An advantage to using coping cards is that they are small, portable, and fairly inconspicuous. Coping cards are typically about the size of an index card, and the student can keep the coping card on the desk, in their wallet, bag, daily planner, or front desk drawer for easy reference.
Coping cards should be individually tailored to meet the needs of the student and their level of functioning. The topic of the coping card will, of course, vary depending on the issue for your particular student. Some coping cards may contain all written information, while others will be heavily based on images.
You can obtain images from a variety of sources including View2do, Google images, photographs, or hand-drawings by you or the student.

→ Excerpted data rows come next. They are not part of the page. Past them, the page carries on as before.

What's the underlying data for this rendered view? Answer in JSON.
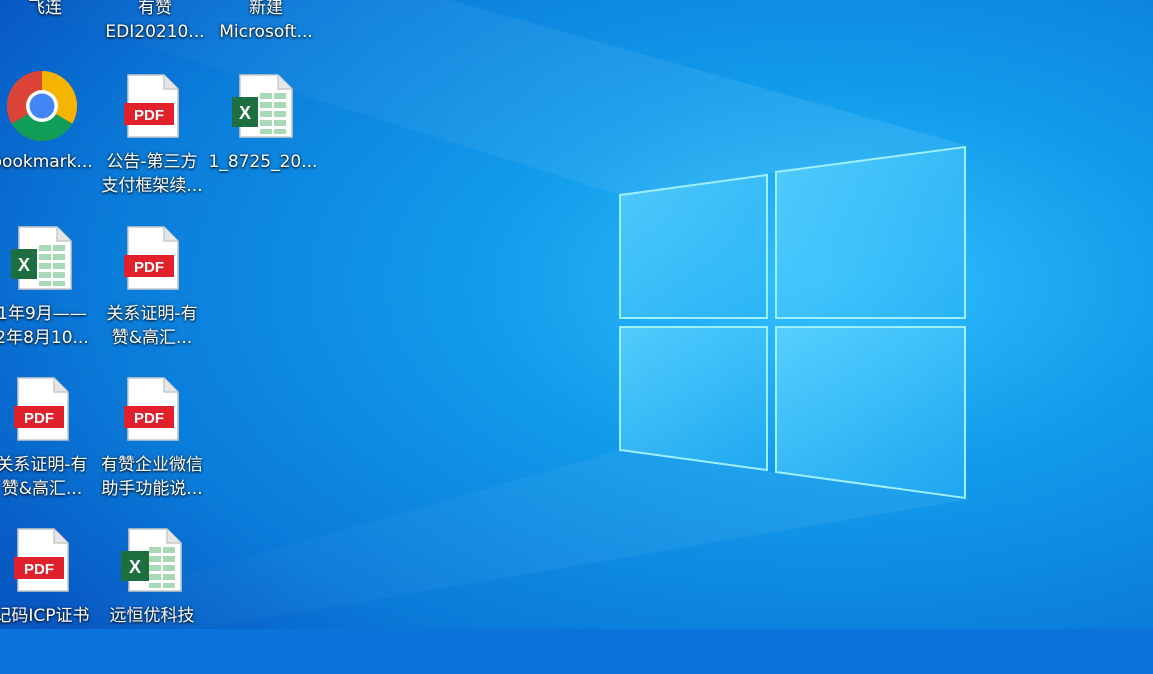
{
  "desktop": {
    "partial_top": [
      {
        "line1": "飞连",
        "line2": ""
      },
      {
        "line1": "有赞",
        "line2": "EDI20210..."
      },
      {
        "line1": "新建",
        "line2": "Microsoft..."
      }
    ],
    "icons": [
      {
        "type": "chrome-icon",
        "line1": "bookmark...",
        "line2": ""
      },
      {
        "type": "pdf-icon",
        "badge": "PDF",
        "line1": "公告-第三方",
        "line2": "支付框架续..."
      },
      {
        "type": "excel-icon",
        "badge": "X",
        "line1": "1_8725_20...",
        "line2": ""
      },
      {
        "type": "excel-icon",
        "badge": "X",
        "line1": "1年9月——",
        "line2": "2年8月10..."
      },
      {
        "type": "pdf-icon",
        "badge": "PDF",
        "line1": "关系证明-有",
        "line2": "赞&高汇..."
      },
      {
        "type": "pdf-icon",
        "badge": "PDF",
        "line1": "关系证明-有",
        "line2": "赞&高汇..."
      },
      {
        "type": "pdf-icon",
        "badge": "PDF",
        "line1": "有赞企业微信",
        "line2": "助手功能说..."
      },
      {
        "type": "pdf-icon",
        "badge": "PDF",
        "line1": "记码ICP证书",
        "line2": ""
      },
      {
        "type": "excel-icon",
        "badge": "X",
        "line1": "远恒优科技",
        "line2": ""
      }
    ]
  },
  "colors": {
    "wallpaper_dark": "#0656c4",
    "wallpaper_light": "#1fa3f0",
    "pdf_red": "#e0202b",
    "excel_green": "#1d6f42"
  }
}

View2do also offers samples of coping cards.
In some cases, it might be appropriate to incorporate the student’s favorite character, theme, or mantra (e.g. from anime, video games, movies, sports, tv, books, music, etc.) onto this card. The incorporation of such high interest features may further motivate the student to review his coping card and display the targeted skill.

Using coping cards within the direct instruction framework:
- Teach and repeatedly practice the skill on the coping card during a time when the individual is calm. Stressful situations are not the time to utilize an unfamiliar strategy. Practice the use of the card under increasingly generalized conditions.

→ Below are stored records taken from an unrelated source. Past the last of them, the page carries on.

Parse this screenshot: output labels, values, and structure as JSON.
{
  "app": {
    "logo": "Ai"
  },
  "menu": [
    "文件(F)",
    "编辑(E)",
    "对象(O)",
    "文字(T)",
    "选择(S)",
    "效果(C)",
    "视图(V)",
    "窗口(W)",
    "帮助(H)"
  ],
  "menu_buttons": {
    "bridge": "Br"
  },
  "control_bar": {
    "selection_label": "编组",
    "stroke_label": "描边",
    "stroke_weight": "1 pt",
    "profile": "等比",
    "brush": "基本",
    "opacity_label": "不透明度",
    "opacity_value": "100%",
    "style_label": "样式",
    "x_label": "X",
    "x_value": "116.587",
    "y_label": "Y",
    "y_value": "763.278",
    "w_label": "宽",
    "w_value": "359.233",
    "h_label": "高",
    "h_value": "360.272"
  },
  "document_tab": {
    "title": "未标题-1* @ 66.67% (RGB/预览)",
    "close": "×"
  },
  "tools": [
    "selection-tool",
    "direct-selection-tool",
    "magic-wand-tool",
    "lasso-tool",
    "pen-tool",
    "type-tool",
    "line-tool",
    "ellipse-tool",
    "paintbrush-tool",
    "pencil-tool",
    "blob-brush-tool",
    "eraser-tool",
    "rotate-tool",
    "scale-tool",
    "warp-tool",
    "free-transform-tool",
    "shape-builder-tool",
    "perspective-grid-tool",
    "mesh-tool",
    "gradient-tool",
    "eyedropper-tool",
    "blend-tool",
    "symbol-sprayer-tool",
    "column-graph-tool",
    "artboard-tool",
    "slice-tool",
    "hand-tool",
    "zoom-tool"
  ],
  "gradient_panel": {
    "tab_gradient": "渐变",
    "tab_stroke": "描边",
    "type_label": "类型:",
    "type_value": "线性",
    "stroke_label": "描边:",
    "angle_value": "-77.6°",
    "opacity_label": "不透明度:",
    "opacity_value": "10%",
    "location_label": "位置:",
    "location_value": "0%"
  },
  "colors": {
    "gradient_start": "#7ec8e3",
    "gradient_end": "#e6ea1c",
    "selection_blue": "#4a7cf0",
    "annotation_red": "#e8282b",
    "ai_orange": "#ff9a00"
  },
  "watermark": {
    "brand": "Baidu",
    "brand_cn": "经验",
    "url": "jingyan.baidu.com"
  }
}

- The coping card is often a great tool to use in conjunction with a situational story. While the situational story may go into more detail about what to do and why to do that, a coping card can provide a brief visual reminder of this. Teach the skill using a full situational story, and then using the coping card as a visual reminder on the go.
- It makes the most sense to have the student review the coping card shortly before he is expected to encounter a potentially stressful situation. Priming may reduce anxiety while supporting performance. For example, review a coping card about meeting new people just before the student encounters that situation.
- When your student becomes anxious or stressed, he can pull out the coping card, read it, and hopefully calm down because he has experienced numerous practice opportunities in preparation for this stressful event.
- Arrange for a convenient place for the coping card to be stored, such as in the student’s wallet, purse, daily planner, or desk drawer.